Enseigner

Enseigner par l’exemple

L’enseignement de la langue doit être global et se faire entièrement par l’exemple, en combinant la culture, les valeurs avec la linguistique.

L’enfant doit apprendre comme dans la vie : en voyant, en imitant. Et en tirant des règles. Il s’agit d’amener l’enfant à construire lui-même « dans sa tête » les règles à partir des exemples. Il ne pourra plus par la suite oublier les règles qu’il aura lui-même édictées ! On gagne du temps, on facilite la mémorisation, et on a un enseignement harmonieux et global.

Dans les cours, les exemples ne suivent pas les règles grammaticales, ils les précèdent. On utilise les exemples non pour illustrer les règles, mais pour les créer, pour leur donner naissance. La règle devient alors une énonciation d’un mécanisme, d’une loi qu’on aura découvert dans une série d’exemples. C’est à partir des exemples, de leur observation qu’on énoncera la règle. Cette façon d’enseigner correspond au mode d’apprentissage de l’enfant dans la vie : il découvre, énonce lui-même les règles après avoir découvert et compris.
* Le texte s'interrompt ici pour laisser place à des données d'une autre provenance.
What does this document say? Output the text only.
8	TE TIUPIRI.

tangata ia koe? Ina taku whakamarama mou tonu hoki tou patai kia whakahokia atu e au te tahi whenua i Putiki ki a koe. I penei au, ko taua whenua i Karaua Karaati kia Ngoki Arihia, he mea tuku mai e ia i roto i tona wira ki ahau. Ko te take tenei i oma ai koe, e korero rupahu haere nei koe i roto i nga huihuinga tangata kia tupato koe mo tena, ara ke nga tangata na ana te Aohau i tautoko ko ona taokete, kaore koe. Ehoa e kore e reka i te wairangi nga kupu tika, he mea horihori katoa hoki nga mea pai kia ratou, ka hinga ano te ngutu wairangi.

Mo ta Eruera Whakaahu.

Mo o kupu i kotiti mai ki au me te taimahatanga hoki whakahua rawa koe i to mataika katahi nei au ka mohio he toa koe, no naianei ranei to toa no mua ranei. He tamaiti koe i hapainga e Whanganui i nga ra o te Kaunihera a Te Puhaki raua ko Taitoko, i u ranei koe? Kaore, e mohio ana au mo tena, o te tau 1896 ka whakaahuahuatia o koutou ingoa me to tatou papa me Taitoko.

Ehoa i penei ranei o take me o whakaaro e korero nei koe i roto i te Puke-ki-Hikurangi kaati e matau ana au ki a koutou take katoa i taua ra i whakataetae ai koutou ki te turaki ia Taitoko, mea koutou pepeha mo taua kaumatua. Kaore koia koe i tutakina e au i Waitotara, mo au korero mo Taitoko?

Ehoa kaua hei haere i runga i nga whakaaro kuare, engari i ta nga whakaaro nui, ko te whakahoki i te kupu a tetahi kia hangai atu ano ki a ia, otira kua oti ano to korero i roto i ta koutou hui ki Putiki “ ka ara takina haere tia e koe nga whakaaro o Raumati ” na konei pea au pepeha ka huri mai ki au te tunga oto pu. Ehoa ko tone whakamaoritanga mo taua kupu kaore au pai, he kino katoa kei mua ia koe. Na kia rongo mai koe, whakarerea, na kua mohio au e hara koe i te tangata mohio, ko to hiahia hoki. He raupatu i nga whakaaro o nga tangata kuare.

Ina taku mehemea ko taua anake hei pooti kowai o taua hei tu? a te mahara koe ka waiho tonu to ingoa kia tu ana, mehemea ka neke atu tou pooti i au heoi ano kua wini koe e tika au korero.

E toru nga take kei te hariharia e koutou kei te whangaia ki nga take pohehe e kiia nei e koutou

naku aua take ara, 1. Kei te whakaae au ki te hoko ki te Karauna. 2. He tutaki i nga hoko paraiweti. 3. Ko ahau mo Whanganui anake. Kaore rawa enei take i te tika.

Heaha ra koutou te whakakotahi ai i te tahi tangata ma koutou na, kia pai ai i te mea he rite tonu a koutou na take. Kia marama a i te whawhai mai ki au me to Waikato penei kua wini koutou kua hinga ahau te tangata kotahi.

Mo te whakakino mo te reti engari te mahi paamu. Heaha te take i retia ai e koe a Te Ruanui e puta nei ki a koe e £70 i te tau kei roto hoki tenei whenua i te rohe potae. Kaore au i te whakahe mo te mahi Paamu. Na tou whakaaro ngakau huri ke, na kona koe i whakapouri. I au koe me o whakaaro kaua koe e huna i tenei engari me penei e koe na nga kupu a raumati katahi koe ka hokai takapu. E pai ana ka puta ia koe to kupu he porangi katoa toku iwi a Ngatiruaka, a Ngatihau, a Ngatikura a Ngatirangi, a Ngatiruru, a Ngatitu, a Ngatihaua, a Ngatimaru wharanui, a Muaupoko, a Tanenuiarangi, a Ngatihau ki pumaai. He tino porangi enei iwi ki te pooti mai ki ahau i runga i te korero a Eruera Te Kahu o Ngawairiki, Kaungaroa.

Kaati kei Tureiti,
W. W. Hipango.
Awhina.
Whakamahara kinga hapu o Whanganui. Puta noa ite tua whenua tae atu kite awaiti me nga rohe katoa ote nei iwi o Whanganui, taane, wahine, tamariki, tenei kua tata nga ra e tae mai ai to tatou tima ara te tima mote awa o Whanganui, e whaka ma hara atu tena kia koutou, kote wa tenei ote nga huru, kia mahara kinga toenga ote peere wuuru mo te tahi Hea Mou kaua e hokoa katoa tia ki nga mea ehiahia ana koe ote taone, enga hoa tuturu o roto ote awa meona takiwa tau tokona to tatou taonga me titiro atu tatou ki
Les exemples, pour être mieux assimilés, doivent véhiculer une certaine force : éducative, civilisatrice, militante et identitaire. Ils seront pris dans la littérature de qualité : proverbes, chants, livres. Un mot ici pour souligner l’importance de traduire vers le kabyle la littérature (orale et écrite) de nos frères amazighs non kabyles. Ce n’est pas avec Jean de la Fontaine que le petit Kabyle apprendra sa langue maternelle.

Une classe dédiée

Dans les écoles une classe doit être dédiée à l’enseignement du kabyle.

Aucune inscription n’y sera tolérée dans une autre langue. Dans cette classe les enfants ne parleront qu’en kabyle.

Tout comme la mémoire auditive, la mémoire visuelle doit être mise à contribution. Aussi, au lieu de gaspiller, de laisser improductifs les murs et autres surfaces visibles dans la classe, on les exploitera comme support d’affichage. Les affiches seront conçues par des professionnels de l’enseignement. Déclinaisons, conjugaisons NN et VB, listes des exceptions, toponymie, noms des grands hommes…, l’élève doit évoluer dans un univers 100 % kabyle. Il apprendra plus facilement, et plus vite.

Apprendre à écrire

Pour apprendre l’écriture, l’élève prendra d’abord connaissance des différentes formes des lettres de l’alphabet. Des différents styles d’écriture manuelle. Il verra comment s’écrit telle et telle lettre, selon la main, selon la graphologie de chacun. Il observera l’écriture manuelle de telle personne connue, tel écrivain, et il se sentira libre d’écrire selon son penchant, son caractère, sa personnalité. Aucune forme d’écriture, aucun style ne doit être imposé à l’élève. Il s’exprimera selon ses préférences : italique, arrondie, serrée, droite, bâtarde… Il est nocif (une vraie torture !) de forcer l’enfant à calligraphier selon un style qu’on lui aura imposé.

Dès le début, il sera encouragé à épeler tout en écrivant, en composant par successions de syllabes (VV-CC).

Et, comme la grammaire kabyle est plutôt économe en signes, et que donc chaque signe a son importance, l’écriture manuelle sera lente, surtout en phase d’apprentissage.